The old-fashioned way

I recently experienced feelings both of flattery and of irritation to discover that I am now quoted in Wikipedia as an authority on the Duport brothers’ influence on Beethoven. Flattery because they like me! They like me! I’ve heard many stories of Wikipedia’s baffling rejection of qualified contributors, so not being rejected might be worth something.

This preening almost instantly gave way to annoyance. The article they quote, a piece I wrote for Strings (1), really isn’t an authoritative source on the subject. I like to think I’m a good writer, but I’m not a musicologist writing for a peer-reviewed journal. If Wikipedia really wanted to be taken seriously as a scholarly reference site, it shouldn’t be quoting music journalism, it should be quoting the work of the scholar who has done the most original research in the field of Beethoven’s cello music. That scholar is Lewis Lockwood, author of Beethoven: the Music and the Life, and a great many articles on Beethoven’s works, such as the one that was my main source of information for the Strings piece, “Beethoven’s Early Works for Violoncello and Contemporary Violoncello Technique.” (2)

Why hadn’t Wikipedia done this? The same reason I’d never read Lockwood’s article until I was researching the Strings piece last year, despite my interest in the subject: because it’s in an obscure German publication, because it isn’t very well-known, because it took me ages to find it on a database, because it was hard to get on interlibrary loan, and so on. It’s simply more convenient to quote something you can find by Googling for less than ten seconds.

In this age of information technology that affords us near-instant gratification, I can see how tempting it is for Wikipedia authors to rely on things they can access instantly, particularly if they aren’t affiliated with a university whose library subscribes to scholarly databases. But this precisely is why college students shouldn’t be allowed to quote Wikipedia in essays. If you do have access to scholarly resources, you should be learning how to use them. Professors and librarians are there to help you; it’s their job. Google and Wikipedia are useful for a few things, but nothing replaces the old-fashioned way to find information: JSTOR, RILM, WorldCat, Grove Music Online, and so on. (Or even–heavens!–consulting a book.)

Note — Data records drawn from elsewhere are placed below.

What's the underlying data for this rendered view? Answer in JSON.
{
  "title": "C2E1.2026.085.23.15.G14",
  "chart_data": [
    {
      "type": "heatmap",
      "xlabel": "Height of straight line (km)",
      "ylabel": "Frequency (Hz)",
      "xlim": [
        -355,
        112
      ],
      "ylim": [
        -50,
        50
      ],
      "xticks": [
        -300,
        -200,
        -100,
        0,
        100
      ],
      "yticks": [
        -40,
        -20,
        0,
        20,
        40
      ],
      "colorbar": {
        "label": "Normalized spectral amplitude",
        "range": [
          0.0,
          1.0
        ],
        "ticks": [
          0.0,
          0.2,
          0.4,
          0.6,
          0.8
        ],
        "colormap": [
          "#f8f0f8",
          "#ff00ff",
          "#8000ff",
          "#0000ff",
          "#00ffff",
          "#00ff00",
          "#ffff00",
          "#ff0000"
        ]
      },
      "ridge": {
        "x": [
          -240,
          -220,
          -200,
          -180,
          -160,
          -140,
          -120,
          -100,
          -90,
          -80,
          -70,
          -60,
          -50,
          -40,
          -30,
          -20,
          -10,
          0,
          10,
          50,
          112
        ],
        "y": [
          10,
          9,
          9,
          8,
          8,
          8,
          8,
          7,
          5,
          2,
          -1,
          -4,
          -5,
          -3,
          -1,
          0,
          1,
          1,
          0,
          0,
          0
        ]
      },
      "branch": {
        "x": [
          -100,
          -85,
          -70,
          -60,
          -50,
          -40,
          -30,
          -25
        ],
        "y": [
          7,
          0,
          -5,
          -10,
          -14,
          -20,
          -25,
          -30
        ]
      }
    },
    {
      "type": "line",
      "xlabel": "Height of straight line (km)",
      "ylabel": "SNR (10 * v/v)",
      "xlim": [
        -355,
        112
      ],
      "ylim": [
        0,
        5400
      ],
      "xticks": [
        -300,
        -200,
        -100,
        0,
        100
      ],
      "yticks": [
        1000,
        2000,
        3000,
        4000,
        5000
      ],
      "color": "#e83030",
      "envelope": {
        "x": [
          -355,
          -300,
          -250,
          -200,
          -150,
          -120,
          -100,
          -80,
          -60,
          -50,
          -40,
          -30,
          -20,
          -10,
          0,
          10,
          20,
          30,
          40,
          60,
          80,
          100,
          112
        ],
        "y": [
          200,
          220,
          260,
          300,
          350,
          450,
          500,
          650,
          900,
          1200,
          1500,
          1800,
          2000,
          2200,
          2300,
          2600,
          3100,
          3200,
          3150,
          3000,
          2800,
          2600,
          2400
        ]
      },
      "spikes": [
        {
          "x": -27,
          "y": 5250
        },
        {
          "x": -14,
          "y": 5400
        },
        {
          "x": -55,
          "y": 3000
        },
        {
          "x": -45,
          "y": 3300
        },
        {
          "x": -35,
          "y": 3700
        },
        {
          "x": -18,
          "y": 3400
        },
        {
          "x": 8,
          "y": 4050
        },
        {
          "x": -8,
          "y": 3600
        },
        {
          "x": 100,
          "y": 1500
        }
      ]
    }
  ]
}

(1) Miranda Wilson, “The Cello Works that Sealed a Maestro’s Reputation for Genius,” Strings 26, no. 10 (2012), 25-28.

(2) Lewis Lockwood, “Beethoven’s Cello Works for Violoncello and Contemporary Violoncello Technique” in Rudolf Klein (ed.), Beiträge 176-178: Beethoven-Kolloquium [Vienna] 1977, Dokumentation und Aufführungspraxis, (Kassel: Bärenreiter, 1978), 174-182.

Original accents/original instruments?

I just came across this fascinating documentary on the original pronunciation of Shakespeare by the father-and-son team David Crystal, a linguist, and his son Ben, an actor. Although I’ve been an enthusiast of the historically informed performance practice of music for many years, the idea that there could be an equivalent in theatre hadn’t really occurred to me. (I am a little embarrassed to say that I never attended a play at the Globe during my years in London; my only excuse is that I was too busy going to concerts.)

The accent the Crystals demonstrate sounds, to my foreign ears, a lot like the West Country accent you can still hear in the BBC radio drama The Archers. (I was very fond of this show when I lived in England, although I could understand almost none of what the characters said.) The piratical enunciated R and the rustic vowels and diphthongs seemed to provoke Ben Crystal to use a deeper, more earthy tone of voice in his acting. This made me think of certain scintillatingly fast, vigorous recordings of Vivaldi concerti grossi on original instruments that have come out in the past few years. Could it be that using equipment similar to that of the composer’s time frees us to be wilder and less “careful”? Shakespeare’s plays and classical music both have an undeserved reputation for being a bit precious and prissy, but we forget that at the time they were written, they were like the latest movie or pop song.

I was also struck by Ben Crystal’s insistence that some of the in-jokey puns in Shakespeare’s plays simply don’t work if an actor speaks them in modern Received Pronunciation. Pointing to a passage that plays on the word “hour,” he demonstrates that if we pronounce the vowels the way Shakespeare apparently did, it becomes a bawdy joke that is totally lost on actors who don’t use original pronunciation (and thus is lost on audiences too). This reminds me of certain facets of HIPP that we can deduce simply by looking at musical scores of the time, such as the way we can tell that Bach wanted us to use “low” fingerings on upper strings rather than “high” ones on lower strings in the fifth cello suite by examining the way he wrote the scordatura. If you ignore Bach’s hints, you miss out on the special resonance he was trying to create.

While we will never know the answers to some questions about a long-dead playwright’s or composer’s intentions, we don’t need a time-machine to figure out others.